Hold Coal India Ltd for the Target Rs.362 by JM Financial Services Ltd
Hold Coal India Ltd for the Target Rs.362 by JM Financial Services Ltd

“King coal is coming back," we had said in Sep’23. Since then much water has flown under the bridge. The geopolitical landscape is tense but not disruptive, power demand is growing but less than renewable energy generation, and thermal capacity expansion for energy security is back on the table but with reduced utilisation rates. After showing remarkable performance (production and dispatch, both grew 10%+ YoY during the last 2 years vs. historical average of 3-4%), Coal India has now set an aspiration to reach 1bn tonnes (BT) of production by FY27 (which we believe will now happen by FY30). Amidst these factors, the slow and steady change in production mix towards inferior and cheap coal, gradually reducing PLF of thermal power plants, rise of captive mining, moderating/ stable e-auction prices, unlikely success in substitution of imported coal and lack of any meaningful impact from new thermal power plants is likely to limit the company’s performance momentum in the next few years, resulting in EPS cut by 9-13% during FY25-27E from our earlier estimates. During FY24-30, we estimate Coal India to register revenue/ ex-OBR EBITDA/ PAT CAGR of 4%/ 1% /-1% vs. 8%/ 18%/ 25% during FY18-24. Hence, we downgrade the stock to HOLD with a revised DCF-based TP of INR 362 implying 3.7x EV/EBITDA FY27.

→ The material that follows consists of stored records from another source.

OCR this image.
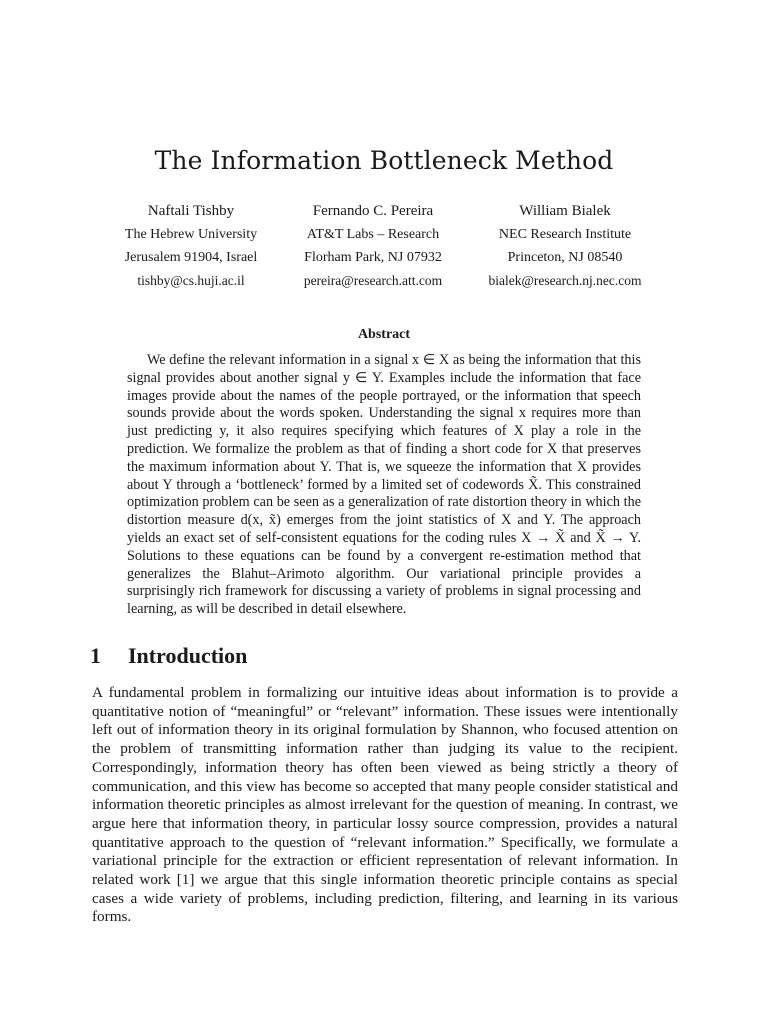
The Information Bottleneck Method
Naftali Tishby
The Hebrew University
Jerusalem 91904, Israel
tishby@cs.huji.ac.il
Fernando C. Pereira
AT&T Labs – Research
Florham Park, NJ 07932
pereira@research.att.com
William Bialek
NEC Research Institute
Princeton, NJ 08540
bialek@research.nj.nec.com
Abstract

We define the relevant information in a signal x ∈ X as being the information that this signal provides about another signal y ∈ Y. Examples include the information that face images provide about the names of the people portrayed, or the information that speech sounds provide about the words spoken. Understanding the signal x requires more than just predicting y, it also requires specifying which features of X play a role in the prediction. We formalize the problem as that of finding a short code for X that preserves the maximum information about Y. That is, we squeeze the information that X provides about Y through a ‘bottleneck’ formed by a limited set of codewords X̃. This constrained optimization problem can be seen as a generalization of rate distortion theory in which the distortion measure d(x, x̃) emerges from the joint statistics of X and Y. The approach yields an exact set of self-consistent equations for the coding rules X → X̃ and X̃ → Y. Solutions to these equations can be found by a convergent re-estimation method that generalizes the Blahut–Arimoto algorithm. Our variational principle provides a surprisingly rich framework for discussing a variety of problems in signal processing and learning, as will be described in detail elsewhere.

1 Introduction

A fundamental problem in formalizing our intuitive ideas about information is to provide a quantitative notion of “meaningful” or “relevant” information. These issues were intentionally left out of information theory in its original formulation by Shannon, who focused attention on the problem of transmitting information rather than judging its value to the recipient. Correspondingly, information theory has often been viewed as being strictly a theory of communication, and this view has become so accepted that many people consider statistical and information theoretic principles as almost irrelevant for the question of meaning. In contrast, we argue here that information theory, in particular lossy source compression, provides a natural quantitative approach to the question of “relevant information.” Specifically, we formulate a variational principle for the extraction or efficient representation of relevant information. In related work [1] we argue that this single information theoretic principle contains as special cases a wide variety of problems, including prediction, filtering, and learning in its various forms.
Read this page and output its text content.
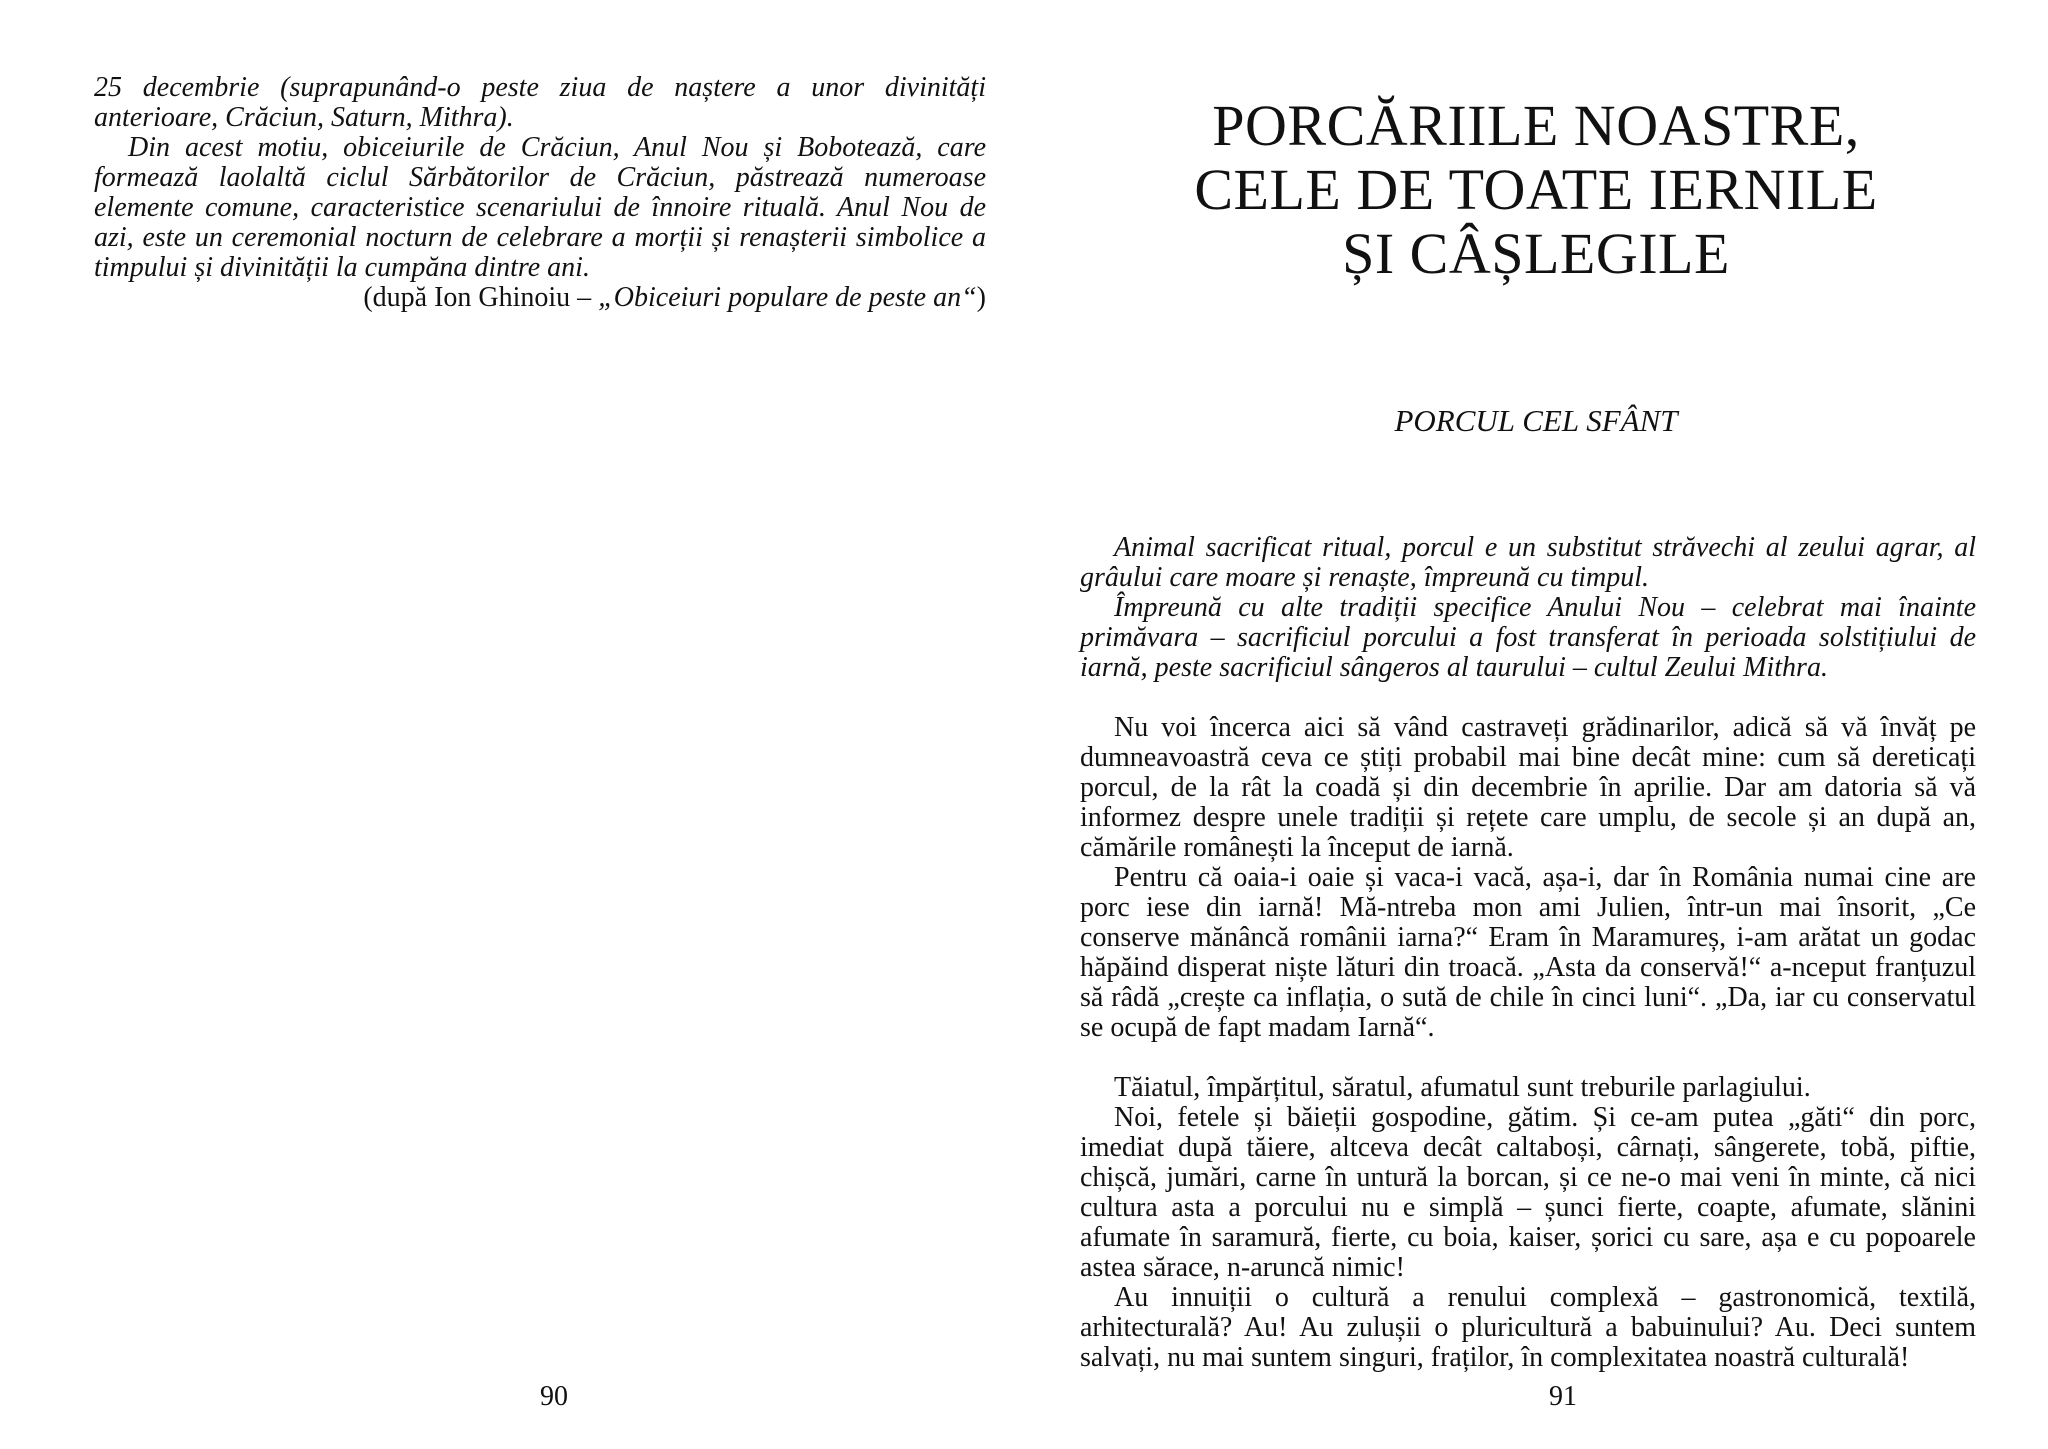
25 decembrie (suprapunând-o peste ziua de naștere a unor divinități anterioare, Crăciun, Saturn, Mithra).

Din acest motiu, obiceiurile de Crăciun, Anul Nou și Bobotează, care formează laolaltă ciclul Sărbătorilor de Crăciun, păstrează numeroase elemente comune, caracteristice scenariului de înnoire rituală. Anul Nou de azi, este un ceremonial nocturn de celebrare a morții și renașterii simbolice a timpului și divinității la cumpăna dintre ani.

(după Ion Ghinoiu – „Obiceiuri populare de peste an“)

90
PORCĂRIILE NOASTRE,
CELE DE TOATE IERNILE
ȘI CÂȘLEGILE
PORCUL CEL SFÂNT

Animal sacrificat ritual, porcul e un substitut străvechi al zeului agrar, al grâului care moare și renaște, împreună cu timpul.

Împreună cu alte tradiții specifice Anului Nou – celebrat mai înainte primăvara – sacrificiul porcului a fost transferat în perioada solstițiului de iarnă, peste sacrificiul sângeros al taurului – cultul Zeului Mithra.

Nu voi încerca aici să vând castraveți grădinarilor, adică să vă învăț pe dumneavoastră ceva ce știți probabil mai bine decât mine: cum să dereticați porcul, de la rât la coadă și din decembrie în aprilie. Dar am datoria să vă informez despre unele tradiții și rețete care umplu, de secole și an după an, cămările românești la început de iarnă.

Pentru că oaia-i oaie și vaca-i vacă, așa-i, dar în România numai cine are porc iese din iarnă! Mă-ntreba mon ami Julien, într-un mai însorit, „Ce conserve mănâncă românii iarna?“ Eram în Maramureș, i-am arătat un godac hăpăind disperat niște lături din troacă. „Asta da conservă!“ a-nceput franțuzul să râdă „crește ca inflația, o sută de chile în cinci luni“. „Da, iar cu conservatul se ocupă de fapt madam Iarnă“.

Tăiatul, împărțitul, săratul, afumatul sunt treburile parlagiului.

Noi, fetele și băieții gospodine, gătim. Și ce-am putea „găti“ din porc, imediat după tăiere, altceva decât caltaboși, cârnați, sângerete, tobă, piftie, chișcă, jumări, carne în untură la borcan, și ce ne-o mai veni în minte, că nici cultura asta a porcului nu e simplă – șunci fierte, coapte, afumate, slănini afumate în saramură, fierte, cu boia, kaiser, șorici cu sare, așa e cu popoarele astea sărace, n-aruncă nimic!

Au innuiții o cultură a renului complexă – gastronomică, textilă, arhitecturală? Au! Au zulușii o pluricultură a babuinului? Au. Deci suntem salvați, nu mai suntem singuri, fraților, în complexitatea noastră culturală!

91
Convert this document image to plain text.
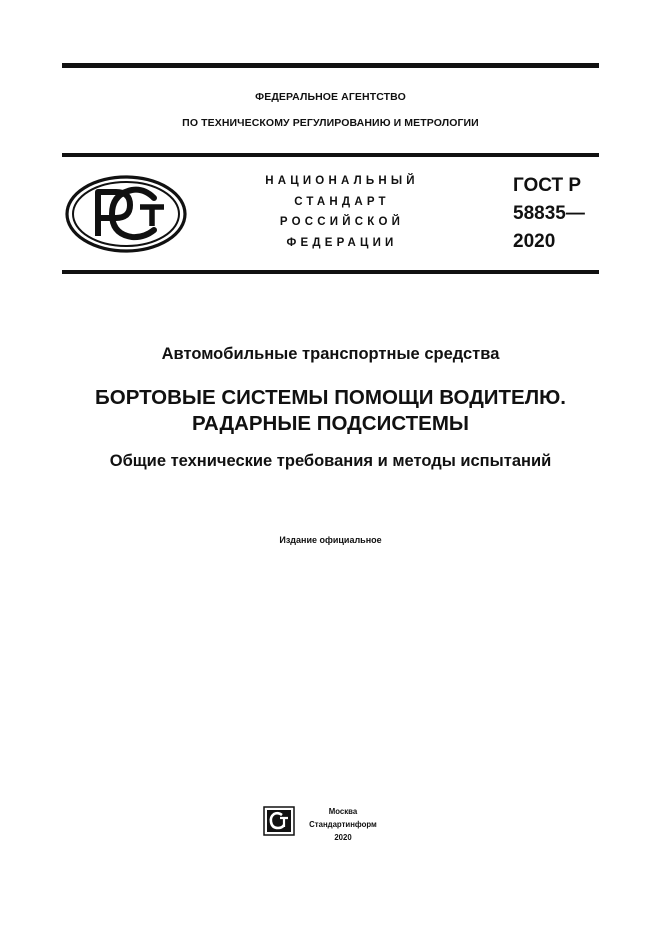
ФЕДЕРАЛЬНОЕ АГЕНТСТВО
ПО ТЕХНИЧЕСКОМУ РЕГУЛИРОВАНИЮ И МЕТРОЛОГИИ
НАЦИОНАЛЬНЫЙ
СТАНДАРТ
РОССИЙСКОЙ
ФЕДЕРАЦИИ
ГОСТ Р
58835—
2020
Автомобильные транспортные средства
БОРТОВЫЕ СИСТЕМЫ ПОМОЩИ ВОДИТЕЛЮ.
РАДАРНЫЕ ПОДСИСТЕМЫ
Общие технические требования и методы испытаний
Издание официальное
Москва
Стандартинформ
2020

? Coal quality; less discussed but high impact factor: Coal quality is determined by its gross calorific value (GCV), basis which it is graded, and priced, from G-1 (7,000 kCal/kg) to G17 (2,200-2,500 kCal/kg). Currently, G-1 is priced at INR 8,899 per tonne while G-17 is at INR 732 per tonne. Net realisation has been largely stable in recent years. Most of Coal India’s (CIL) non-coking coal output is from low grade G11-G13, with G-11 contributing the maximum. Over the years (FY20-24), production of low grade coal has been increasing faster than others. The 226MT of incremental production over FY24 production to achieve the 1BT target will constitute 206 million tonnes (MT) of inferior and, hence, the cheapest G-11 to G-14 grade coal from subsidiaries – CCL, SECL and MCL – which will increase pressure on net realisation.

? The writing is on the wall: Historically, thermal power plants have been operating at a PLF of more than 70% with some of the pit-head and well-maintained plants running at more than 80%. Today, Coal India is bound by long-term supply commitments for 583.4MTPA through fuel supply agreements (FSAs) with power plants (at 85% PLF). The average PLF of the total installed coal capacity of 235GW is estimated to be 58.4% in FY27 and 58.7% in FY32 as per CEA (Central Electricity Authority). Initial signs of this are already visible with thermal generation declining sharply during peak-renewable generation months (Exhibit-17).

? Rise of captive mining: As on now, the total number of coal producing mines in India are 408, out of which 26 are operated by private companies most of which are thermal coal mines. During Apr-Oct’24, 96MT of coal has been produced from commercial coal blocks, and that is expected to exceed 160MT in FY25. NTPC produced 34.39MT coal, +48% YoY in FY24, and is targeting to produce 86MT in the near future. Similarly, JSW Energy recently bagged one coal block in Odisha with reserves of 1,600MT for G-11 grade noncoking coal. The government aims to produce 320MT from captive and commercial blocks by 2030. We expect commercial/ captive mining to gain traction and achieve the FY30 target, which is a direct loss of opportunity for Coal India. (Exhibit-25).